Clopidogrel showed the highest absolute number of suspected ADRs, followed by ticlopidine. However, these data need to be contextualized in view of the differences in marketing authorization dates, prescription rates and a characterization of the relative seriousness of ADRs per each drug. After the correction for prescription rate, ticagrelor showed the highest reporting trend and ticlopidine the lowest. Most ADRs occurred in the elderly, in particular for ticlopidine. Bleeding represents one of the most reported events (ticlopidine 40%, clopidogrel 26%, prasugrel 42%, ticagrelor 30%) and aspirin was the most frequently associated suspected drug. The majority of ADRs had complete recovery and were non-serious, except for ticlopidine (serious ADRs 53%). Prasugrel showed the highest percentage of 'life-threatening' events and 'death'.

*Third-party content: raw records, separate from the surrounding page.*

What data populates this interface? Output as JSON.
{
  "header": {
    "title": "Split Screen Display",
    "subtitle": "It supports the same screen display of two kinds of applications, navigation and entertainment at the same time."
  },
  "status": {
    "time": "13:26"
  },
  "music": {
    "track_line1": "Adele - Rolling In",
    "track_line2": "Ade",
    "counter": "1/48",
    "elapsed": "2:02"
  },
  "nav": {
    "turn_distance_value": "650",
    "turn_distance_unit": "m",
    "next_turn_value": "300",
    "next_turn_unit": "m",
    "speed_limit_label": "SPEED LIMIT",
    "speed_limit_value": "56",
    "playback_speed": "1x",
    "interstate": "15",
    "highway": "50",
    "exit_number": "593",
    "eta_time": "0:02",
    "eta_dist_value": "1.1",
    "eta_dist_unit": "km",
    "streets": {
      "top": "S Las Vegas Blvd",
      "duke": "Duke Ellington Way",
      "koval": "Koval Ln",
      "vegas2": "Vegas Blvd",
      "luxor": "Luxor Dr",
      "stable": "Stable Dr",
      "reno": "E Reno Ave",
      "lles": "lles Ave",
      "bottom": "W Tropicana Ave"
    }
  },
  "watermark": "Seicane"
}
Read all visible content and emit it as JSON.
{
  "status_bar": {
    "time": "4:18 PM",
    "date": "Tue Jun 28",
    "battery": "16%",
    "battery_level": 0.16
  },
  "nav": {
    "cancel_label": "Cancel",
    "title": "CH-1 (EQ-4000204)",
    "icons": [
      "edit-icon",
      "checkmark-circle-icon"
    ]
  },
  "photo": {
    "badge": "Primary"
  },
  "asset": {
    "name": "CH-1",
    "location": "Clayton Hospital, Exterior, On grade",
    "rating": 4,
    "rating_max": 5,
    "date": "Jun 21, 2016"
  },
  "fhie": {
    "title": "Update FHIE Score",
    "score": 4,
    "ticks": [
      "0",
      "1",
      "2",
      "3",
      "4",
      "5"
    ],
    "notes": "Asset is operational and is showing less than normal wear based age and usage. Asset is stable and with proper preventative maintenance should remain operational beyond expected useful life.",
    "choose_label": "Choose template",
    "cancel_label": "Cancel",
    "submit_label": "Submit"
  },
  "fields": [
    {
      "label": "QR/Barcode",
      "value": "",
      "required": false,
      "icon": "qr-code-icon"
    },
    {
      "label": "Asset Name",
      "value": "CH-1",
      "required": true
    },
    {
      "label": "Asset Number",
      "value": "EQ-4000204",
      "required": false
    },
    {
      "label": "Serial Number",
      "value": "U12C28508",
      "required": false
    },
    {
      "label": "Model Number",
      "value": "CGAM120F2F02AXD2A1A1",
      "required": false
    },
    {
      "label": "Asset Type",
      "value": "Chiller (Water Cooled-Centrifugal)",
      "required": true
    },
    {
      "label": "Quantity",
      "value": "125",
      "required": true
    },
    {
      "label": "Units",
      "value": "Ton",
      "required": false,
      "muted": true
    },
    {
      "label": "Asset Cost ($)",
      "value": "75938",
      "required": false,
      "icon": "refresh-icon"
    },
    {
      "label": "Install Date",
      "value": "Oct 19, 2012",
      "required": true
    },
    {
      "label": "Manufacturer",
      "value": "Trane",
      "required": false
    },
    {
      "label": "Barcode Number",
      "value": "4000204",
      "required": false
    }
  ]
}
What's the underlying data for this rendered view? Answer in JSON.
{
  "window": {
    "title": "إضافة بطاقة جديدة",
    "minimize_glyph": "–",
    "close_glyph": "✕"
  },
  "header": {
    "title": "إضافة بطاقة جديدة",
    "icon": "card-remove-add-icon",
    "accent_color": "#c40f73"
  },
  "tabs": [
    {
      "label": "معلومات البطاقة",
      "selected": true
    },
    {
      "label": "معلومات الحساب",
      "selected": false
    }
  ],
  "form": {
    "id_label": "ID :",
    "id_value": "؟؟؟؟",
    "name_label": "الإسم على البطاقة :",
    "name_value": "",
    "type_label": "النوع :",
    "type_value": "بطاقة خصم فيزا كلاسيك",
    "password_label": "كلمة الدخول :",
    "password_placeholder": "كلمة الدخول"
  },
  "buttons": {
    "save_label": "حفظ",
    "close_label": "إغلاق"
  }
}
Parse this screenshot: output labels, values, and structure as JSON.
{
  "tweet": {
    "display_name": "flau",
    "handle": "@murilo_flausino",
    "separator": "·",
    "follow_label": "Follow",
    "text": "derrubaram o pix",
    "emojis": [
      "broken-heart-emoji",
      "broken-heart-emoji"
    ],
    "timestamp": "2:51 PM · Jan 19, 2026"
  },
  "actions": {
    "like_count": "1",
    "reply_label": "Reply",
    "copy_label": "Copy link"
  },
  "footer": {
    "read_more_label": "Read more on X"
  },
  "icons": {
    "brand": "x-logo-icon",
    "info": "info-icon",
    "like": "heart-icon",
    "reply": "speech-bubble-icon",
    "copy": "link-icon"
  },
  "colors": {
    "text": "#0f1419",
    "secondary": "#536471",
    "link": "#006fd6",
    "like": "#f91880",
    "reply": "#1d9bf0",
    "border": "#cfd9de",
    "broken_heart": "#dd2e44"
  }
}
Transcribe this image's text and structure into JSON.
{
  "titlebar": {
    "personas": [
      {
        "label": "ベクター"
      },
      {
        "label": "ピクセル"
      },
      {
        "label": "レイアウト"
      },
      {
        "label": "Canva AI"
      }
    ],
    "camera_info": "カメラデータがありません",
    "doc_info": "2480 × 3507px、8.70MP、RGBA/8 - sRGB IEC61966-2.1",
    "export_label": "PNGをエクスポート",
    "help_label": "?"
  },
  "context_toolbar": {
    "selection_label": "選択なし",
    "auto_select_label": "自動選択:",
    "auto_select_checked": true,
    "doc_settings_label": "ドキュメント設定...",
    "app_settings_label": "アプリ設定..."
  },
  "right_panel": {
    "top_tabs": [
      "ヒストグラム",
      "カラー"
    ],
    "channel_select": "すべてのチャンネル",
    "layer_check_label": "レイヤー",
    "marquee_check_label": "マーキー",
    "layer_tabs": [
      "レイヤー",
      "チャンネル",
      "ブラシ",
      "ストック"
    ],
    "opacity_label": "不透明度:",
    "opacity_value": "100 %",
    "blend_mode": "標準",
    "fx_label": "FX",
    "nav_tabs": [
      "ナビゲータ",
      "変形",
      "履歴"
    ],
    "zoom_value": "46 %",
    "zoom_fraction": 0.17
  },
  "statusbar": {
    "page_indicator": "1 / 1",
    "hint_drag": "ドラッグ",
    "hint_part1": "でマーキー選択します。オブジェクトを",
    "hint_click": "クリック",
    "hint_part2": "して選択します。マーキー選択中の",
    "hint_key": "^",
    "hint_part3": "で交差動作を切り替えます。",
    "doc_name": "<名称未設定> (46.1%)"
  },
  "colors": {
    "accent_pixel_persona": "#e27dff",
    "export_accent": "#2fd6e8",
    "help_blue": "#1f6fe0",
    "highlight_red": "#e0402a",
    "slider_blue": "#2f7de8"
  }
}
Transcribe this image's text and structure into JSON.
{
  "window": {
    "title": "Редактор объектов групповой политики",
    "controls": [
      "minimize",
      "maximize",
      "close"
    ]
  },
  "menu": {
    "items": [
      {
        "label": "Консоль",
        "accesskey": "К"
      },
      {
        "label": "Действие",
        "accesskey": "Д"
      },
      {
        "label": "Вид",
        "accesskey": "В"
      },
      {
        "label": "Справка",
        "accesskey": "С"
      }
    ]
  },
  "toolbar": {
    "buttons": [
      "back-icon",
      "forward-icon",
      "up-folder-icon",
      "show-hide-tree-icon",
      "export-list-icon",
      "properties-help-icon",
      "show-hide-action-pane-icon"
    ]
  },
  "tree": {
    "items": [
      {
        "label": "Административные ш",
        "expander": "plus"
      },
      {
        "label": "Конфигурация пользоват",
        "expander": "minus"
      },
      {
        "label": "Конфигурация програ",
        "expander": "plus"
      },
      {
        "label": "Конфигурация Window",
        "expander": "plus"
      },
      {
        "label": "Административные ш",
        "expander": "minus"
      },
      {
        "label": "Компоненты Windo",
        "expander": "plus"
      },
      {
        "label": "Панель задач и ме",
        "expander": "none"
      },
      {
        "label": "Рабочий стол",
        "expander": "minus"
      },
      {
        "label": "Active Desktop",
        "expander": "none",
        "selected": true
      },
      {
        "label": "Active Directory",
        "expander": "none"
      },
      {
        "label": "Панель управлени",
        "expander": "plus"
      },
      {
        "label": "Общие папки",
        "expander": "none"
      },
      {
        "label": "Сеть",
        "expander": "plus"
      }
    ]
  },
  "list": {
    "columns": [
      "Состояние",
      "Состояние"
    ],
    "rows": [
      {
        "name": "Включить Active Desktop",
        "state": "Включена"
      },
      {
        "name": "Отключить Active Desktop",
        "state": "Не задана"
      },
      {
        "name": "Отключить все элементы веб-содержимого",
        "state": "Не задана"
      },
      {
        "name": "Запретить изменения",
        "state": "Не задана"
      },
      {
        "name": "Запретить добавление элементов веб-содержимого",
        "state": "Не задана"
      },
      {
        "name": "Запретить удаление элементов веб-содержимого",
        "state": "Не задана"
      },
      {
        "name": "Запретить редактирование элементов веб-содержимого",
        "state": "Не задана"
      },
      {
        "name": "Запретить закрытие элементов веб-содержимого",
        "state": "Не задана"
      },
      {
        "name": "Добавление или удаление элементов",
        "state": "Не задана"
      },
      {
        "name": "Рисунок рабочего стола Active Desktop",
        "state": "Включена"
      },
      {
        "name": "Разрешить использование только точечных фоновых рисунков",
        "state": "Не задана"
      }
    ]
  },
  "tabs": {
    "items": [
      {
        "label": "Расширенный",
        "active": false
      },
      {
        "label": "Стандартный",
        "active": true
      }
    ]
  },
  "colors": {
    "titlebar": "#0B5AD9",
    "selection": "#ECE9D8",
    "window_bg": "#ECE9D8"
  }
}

Based on the analysis conducted on spontaneous ADRs reporting system in Italy, the safety profile of antiplatelet drugs seems favourable. However, the overall risk-benefit ratio of these drugs needs to be reassessed taking into account the appropriateness of use in particular populations at risk, such as the elderly. Based on this information, we believe that more attention from clinicians and/or an implementation of regulatory measures could be useful for clinical practice.
根据意大利药物使用国家报告,噻吩并吡啶类药物(噻氯匹定、氯吡格雷和普拉格雷)以及替格瑞洛是除阿司匹林之外处方量最大的抗血小板药物。本研究的目的是利用疑似不良反应(ADR)自发报告的数据来分析这些药物的安全性。
纳入2009年1月至2016年12月期间在意大利国家药物警戒网络上报的噻氯匹定、氯吡格雷、普拉格雷和替格瑞洛的疑似ADR。所有疑似ADR均按发生频率、严重程度、转归、年龄和系统器官分类进行归类。
氯吡格雷的疑似ADR绝对数量最多,其次是噻氯匹定。然而,鉴于上市许可日期、处方率以及每种药物ADR相对严重程度的差异,这些数据需要结合具体情况来看。校正处方率后,替格瑞洛的报告趋势最高,噻氯匹定最低。大多数ADR发生在老年人中,尤其是噻氯匹定。出血是报告最多的事件之一(噻氯匹定40%,氯吡格雷26%,普拉格雷42%,替格瑞洛30%),阿司匹林是最常伴随的疑似药物。除噻氯匹定外(严重ADR占53%),大多数ADR完全恢复且不严重。普拉格雷的“危及生命”事件和“死亡”百分比最高。
基于对意大利ADR自发报告系统的分析,抗血小板药物的安全性似乎良好。然而,需要重新评估这些药物的总体风险效益比,要考虑到在特定风险人群(如老年人)中使用的适宜性。基于这些信息,我们认为临床医生给予更多关注和/或实施监管措施可能对临床实践有用。